Mrs. Kane was saying, “But how, Murray? What are we going to do with his body?” Abruptly, she giggled. “All at once we’ve got more bodies than we know what to do with.”
“Oh, I know what to do with Mr. Engel,” Kane said. “Yes, indeed. Mr. Engel won’t be found, darling, don’t you worry your pretty head about it.”
“You know what to do with him?”
“That I do.”
“What? Tell me!”
“I know a grave,” quoth Kane, “without a body. A casket and all, but no body.” He smiled upon Engel. “You won’t mind too awfully much, Mr. Engel,” he said, “if your headstone should read Brody?”
The nice thing about the trunk of a Lincoln Continental, it’s roomy. The bad thing about this particular Lincoln Continental was that Engel had to share it with a spade, a pick, a flashlight, a jack, a set of tire chains, and something small and round and cold and hard that kept sticking him in the small of the back.
The condition of the streets of New York City are a disgrace, a real disgrace. Back around 1960 the city hired some men to go out and paint yellow lines around all the potholes for some reason, but other than that and since then the potholes have been left to themselves. Engel, riding to and across Brooklyn in the trunk of Kane’s car, devoted a number of thoughts to the municipal government of the City of New York.
But all good things come to an end, and with a final jounce this ride did too. Engel waited, gripping the jack handle in the dark inside the trunk, thinking there was just a chance he’d be able to knock the gun out of Murray Kane’s hand as the trunk lid was being raised.
But no such luck. It was Margo Kane who opened the trunk, while her husband stood well back and slightly to one side, where Engel couldn’t get at him but Margo didn’t block her husband’s aim.
“Leave the jack there, Engel,” Kane said. “But do bring the pick and shovel and flashlight. Margo, get the blanket from the back seat.”

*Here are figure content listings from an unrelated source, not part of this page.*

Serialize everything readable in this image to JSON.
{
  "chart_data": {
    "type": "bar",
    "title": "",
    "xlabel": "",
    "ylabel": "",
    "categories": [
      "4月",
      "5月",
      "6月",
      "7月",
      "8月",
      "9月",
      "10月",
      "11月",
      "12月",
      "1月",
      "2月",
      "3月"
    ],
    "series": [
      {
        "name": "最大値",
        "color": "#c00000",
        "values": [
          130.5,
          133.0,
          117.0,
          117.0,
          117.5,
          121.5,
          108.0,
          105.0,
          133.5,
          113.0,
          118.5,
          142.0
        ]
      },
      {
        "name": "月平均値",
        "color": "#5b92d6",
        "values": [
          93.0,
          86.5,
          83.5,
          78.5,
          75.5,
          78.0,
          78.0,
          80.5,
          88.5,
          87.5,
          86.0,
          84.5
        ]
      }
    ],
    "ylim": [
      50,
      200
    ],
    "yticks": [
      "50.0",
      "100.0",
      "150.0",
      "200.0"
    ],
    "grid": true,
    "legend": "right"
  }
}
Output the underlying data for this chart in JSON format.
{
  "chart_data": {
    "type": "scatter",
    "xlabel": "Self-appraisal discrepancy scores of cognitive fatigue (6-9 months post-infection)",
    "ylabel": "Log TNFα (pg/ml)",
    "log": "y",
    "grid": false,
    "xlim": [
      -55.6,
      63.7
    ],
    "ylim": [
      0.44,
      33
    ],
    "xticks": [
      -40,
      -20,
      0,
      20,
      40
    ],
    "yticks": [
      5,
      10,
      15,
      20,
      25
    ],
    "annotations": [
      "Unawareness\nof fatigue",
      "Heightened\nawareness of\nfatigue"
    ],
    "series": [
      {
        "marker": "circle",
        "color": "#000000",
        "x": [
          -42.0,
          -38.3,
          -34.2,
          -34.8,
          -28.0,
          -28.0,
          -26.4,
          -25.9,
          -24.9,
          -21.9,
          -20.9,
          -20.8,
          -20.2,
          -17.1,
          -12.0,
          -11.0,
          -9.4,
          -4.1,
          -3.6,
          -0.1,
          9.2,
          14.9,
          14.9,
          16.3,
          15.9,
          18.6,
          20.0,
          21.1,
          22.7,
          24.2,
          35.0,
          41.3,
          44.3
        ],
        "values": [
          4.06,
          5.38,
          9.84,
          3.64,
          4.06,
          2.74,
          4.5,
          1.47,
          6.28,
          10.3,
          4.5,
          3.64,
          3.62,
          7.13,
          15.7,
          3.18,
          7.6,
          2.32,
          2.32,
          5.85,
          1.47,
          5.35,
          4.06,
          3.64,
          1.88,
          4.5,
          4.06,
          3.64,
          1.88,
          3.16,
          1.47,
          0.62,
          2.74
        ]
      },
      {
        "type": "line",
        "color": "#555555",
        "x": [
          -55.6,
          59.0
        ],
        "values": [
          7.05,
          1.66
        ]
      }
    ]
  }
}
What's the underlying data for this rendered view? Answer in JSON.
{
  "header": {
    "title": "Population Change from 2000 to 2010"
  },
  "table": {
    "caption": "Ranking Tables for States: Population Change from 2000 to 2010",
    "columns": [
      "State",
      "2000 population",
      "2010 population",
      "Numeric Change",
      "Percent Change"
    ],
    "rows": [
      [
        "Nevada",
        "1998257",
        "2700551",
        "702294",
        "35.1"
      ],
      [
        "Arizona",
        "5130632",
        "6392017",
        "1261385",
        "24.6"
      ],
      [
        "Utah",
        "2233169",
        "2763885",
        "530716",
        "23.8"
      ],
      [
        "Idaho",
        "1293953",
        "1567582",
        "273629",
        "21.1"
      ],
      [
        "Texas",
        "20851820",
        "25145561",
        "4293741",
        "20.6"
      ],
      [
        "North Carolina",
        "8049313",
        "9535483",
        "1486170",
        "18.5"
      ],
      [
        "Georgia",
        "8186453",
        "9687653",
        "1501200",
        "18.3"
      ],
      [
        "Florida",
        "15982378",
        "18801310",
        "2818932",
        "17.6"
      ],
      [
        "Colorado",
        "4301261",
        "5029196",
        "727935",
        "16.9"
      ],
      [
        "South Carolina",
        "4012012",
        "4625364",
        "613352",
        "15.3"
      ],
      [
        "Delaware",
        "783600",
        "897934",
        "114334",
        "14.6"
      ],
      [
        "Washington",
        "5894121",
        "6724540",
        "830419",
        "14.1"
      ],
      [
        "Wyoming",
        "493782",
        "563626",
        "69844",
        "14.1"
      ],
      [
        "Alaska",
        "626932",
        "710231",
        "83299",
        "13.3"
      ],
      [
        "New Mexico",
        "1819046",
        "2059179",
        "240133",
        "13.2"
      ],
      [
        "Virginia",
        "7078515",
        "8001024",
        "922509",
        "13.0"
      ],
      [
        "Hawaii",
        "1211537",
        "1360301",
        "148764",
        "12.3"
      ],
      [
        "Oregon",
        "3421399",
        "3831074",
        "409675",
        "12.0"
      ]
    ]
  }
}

It was the well-remembered path to the well-remembered grave, except that last time Willy Menchik had been along. Yes, and last time it was Willy Menchik who had been slated to go into the grave. Things were a bit different now.
It was still early, only a little past nine, but the cemetery was as deserted as if it were three o’clock in the morning. They clinked and tinkled along the path to the still-raw grave, Margo spread the blanket for a groundcloth, and for the second time in three days Engel proceeded to dig up Charlie Brody’s grave.
The job seemed to go quicker this time, probably because last time he was in a hurry to be done and this time he was in no hurry at all, and so both times ran wrong, with the usual perversity of life. In just minutes Engel was down to the coffin, his spade making a hollow sound as it hit the top of the box.
Kane came over, saying, “Is that it?”